The robustness of the TDA-identified groups was established by several tests: (i) the groups remained cohesive for different parameters and different implementations of the Mapper algorithm (Supplementary Fig. 1); (ii) profiles at inclusion and outcomes were stable when changing slightly the boundary between groups; (iii) most results were similar in both cohorts of early psychosis patients; and (iv) the k-means clustering stratification was similar to the TDA stratification, although k-means clusters overall had a lower predictive value for outcome. Compared with other stratification methods, an important advantage of Mapper is the graph structure visualization: connectivity variations when modifying the resolution and gain parameter were important for developing intuition about the relation between groups and their composition at different scales. Other group-assignment strategies that take into account the Mapper structure may improve group identification.

The finding that group A had better outcome was data driven and is therefore a robust finding. The low levels of symptoms in this group may indicate a good early response to treatment, associated with better functioning [11, 43, 44], and improved long-term outcome [45, 46]. The fact that patients with poor functional outcome split into two groups is also of importance, as different therapeutic strategies might be required, based on the clinical and metabolic profiles. Though group B was characterized by high positive symptoms at baseline, it did not include more treatment-resistant patients than those of group C, which present low positive symptoms at baseline (Supplementary Table 5). Furthermore, the observation that all three groups displayed similarly low levels of positive symptoms at the end of the clinical follow-up suggests that patients in group B are slow/poor responders to treatment and may need intensive case management or specific antipsychotic drug [8, 47]. Group B has neither patients with bipolar disorder nor with schizophreniform disorder and its less favorable outcome is in line with previous papers showing that schizophrenia has poorer outcome than affective psychoses or schizophreniform disorder [48, 49].

Negative symptoms are known to be associated with poor outcomes [50] and difficult to treat. Patients from groups B and C displayed high levels of negative symptoms at baseline, though these symptoms remain high only in group C. This may be linked to a different illness profile and neurobiological basis between groups B and C, which is actually in line with our results showing that they have distinct metabolic profiles. Group C may consist of patients with persistent trait-related negative symptoms, known indicators of poor psychosocial outcome [51,52,53]. The GPx activity was particularly high in group C, suggesting that they may benefit from antioxidant add-on therapy [35] such N-acetyl-cysteine, which improves negative symptoms [54, 55]. Despite the limitations of the tools used to assess negative symptoms our results suggest that on their basis it is possible to identify distinct subgroups of patents with distinct needs.
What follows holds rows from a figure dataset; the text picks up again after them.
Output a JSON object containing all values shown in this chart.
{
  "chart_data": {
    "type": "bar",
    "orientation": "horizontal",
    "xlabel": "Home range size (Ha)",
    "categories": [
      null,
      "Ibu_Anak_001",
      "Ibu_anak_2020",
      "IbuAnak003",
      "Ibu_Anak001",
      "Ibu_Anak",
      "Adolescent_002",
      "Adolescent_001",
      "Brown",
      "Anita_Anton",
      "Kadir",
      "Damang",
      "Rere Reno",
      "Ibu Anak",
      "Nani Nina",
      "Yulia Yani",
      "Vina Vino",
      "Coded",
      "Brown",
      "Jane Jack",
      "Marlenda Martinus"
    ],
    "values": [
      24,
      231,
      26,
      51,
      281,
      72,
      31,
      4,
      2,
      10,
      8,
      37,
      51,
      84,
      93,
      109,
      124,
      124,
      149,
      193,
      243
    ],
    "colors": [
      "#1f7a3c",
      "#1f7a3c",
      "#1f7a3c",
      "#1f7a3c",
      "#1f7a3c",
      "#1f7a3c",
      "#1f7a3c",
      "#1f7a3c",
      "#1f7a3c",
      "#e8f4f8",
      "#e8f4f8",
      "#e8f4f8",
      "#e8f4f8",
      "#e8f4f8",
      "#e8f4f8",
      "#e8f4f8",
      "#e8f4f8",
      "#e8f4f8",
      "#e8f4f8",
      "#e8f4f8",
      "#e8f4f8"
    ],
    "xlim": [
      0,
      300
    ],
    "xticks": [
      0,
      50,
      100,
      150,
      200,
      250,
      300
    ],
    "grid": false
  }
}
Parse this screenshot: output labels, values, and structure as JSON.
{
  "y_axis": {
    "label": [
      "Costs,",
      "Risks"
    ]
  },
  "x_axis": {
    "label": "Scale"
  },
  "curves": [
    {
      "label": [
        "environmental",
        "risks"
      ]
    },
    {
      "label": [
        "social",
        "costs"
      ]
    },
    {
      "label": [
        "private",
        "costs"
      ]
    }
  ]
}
In summary, unsupervised data-driven topological analysis of symptoms produced meaningful stratification of early psychosis patients and detected patients at risk of poor functional and social outcomes. Although this study requires replication in patient populations recruited at different sites, this approach, combined with mechanism-based metabolic profiling, should pave the way for personalized functional-disability preventive strategies at early stages of the disease.